Zell Miller speaks for Robert Novak, among many others whom he speaks for. They're people who often still are Democrats on paper (DINOs?), and they're people who have heard Southern preaching, white or black, and recognize the art form in action. I can forgive Andrew Sullivan for missing the point entirely -- he's a Brit who never had the pleasure. But you don't have to be born in the scent of magnolias to get it: a brief acquaintance with the closing chapter of "The Sound and the Fury" will take you close to there.

But if you have an abhorrence of organized religion, and of all things Southern, and of tradition in America, you'll react the way nine-tenths of the media did to Zell's speech.

"Grumpy old man," is what they came up with. "Angry," "exaggerated" (wow, is that to miss the point of this literary genre), and then, as in Joe Klein, "filled with hate." No, Joe, it wasn't hate, it was disdain, and if you felt it coming down on you, look to where you stand and how you think.
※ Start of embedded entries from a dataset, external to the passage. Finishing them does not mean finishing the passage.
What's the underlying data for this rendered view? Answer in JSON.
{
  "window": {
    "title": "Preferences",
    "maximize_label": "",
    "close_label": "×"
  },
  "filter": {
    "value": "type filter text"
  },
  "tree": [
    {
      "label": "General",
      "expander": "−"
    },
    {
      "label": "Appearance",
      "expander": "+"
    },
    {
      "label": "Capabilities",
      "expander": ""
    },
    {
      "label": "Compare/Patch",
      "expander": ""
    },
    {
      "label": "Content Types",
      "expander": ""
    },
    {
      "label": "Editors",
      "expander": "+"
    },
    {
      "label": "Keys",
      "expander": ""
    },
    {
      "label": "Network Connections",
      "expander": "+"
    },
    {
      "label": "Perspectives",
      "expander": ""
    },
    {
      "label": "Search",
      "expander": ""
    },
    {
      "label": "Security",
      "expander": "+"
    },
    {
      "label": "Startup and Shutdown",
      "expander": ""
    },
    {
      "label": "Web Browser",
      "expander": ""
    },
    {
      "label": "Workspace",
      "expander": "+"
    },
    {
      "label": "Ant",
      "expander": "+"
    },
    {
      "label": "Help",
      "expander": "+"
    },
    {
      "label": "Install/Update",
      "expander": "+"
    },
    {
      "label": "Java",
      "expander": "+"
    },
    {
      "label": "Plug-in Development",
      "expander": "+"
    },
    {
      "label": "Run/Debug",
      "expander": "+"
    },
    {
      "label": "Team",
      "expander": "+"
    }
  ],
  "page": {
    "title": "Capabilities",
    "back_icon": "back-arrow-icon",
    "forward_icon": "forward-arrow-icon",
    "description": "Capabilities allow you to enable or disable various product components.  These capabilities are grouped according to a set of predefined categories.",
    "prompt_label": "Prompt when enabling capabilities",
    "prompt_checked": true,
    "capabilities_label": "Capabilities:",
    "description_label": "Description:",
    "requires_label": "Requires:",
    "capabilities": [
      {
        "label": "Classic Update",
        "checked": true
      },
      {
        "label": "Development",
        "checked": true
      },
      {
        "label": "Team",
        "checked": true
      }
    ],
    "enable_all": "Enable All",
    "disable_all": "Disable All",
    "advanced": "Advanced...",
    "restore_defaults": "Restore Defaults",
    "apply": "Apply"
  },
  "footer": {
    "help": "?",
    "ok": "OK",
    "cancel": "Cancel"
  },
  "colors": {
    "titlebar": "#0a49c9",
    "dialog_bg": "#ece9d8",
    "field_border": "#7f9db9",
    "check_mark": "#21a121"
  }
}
From where I sit, I think it fits you. I could be wrong about that — that's up to you to decide. But your reaction is giving you away, more than you imagine. And, you know, Zell began with his love for his family, and his love for his country, and his love for the Democratic party we all used to know, and his love for a bygone era of bipartisanship in times of danger and war. Zell's speech was all about love, disappointed love, and if you missed that you did not get the passion, didn't get it at all.

As Novak says, "George Bush is going to win a surprising share of Democratic votes this year. The firemen's and policemen's vote. The Nascar vote. The motorcycle vote. All of them, Zell's Angels." These are the people the Democrats wrote off as racist, ignorant rednecks. They don't want them in their new party of entertainers, unwilling-to-melt minorities, journalists and professors.

But these are the voters I'm warning you about: the ones who don't really care how you pronounce "nuclear," but are instinctively suspicious of anyone who does care too much about how someone else says it.

They are no more naturally Republican than Democrats. They are no more naturally racist than any other people competing for the scraps off the big table. The neglected history of the Southern populist party reveals their potential. But the modern Democrats seem to be more concerned about keeping some people out of their party than trying to understand their concerns, and pitch for their votes. Go ahead, write off every state of the old Confederacy. But try to win a presidential election without one.

Oh, Florida is the best chance for the Democrats. But up above Orlando, the state's just a southern suburb of Georgia. And the people who reacted to Zell Miller as if he were Stonewall Jackson's zombie come to haunt their living rooms are Democrats who only want to believe in the New South -- Connecticut with Spanish moss.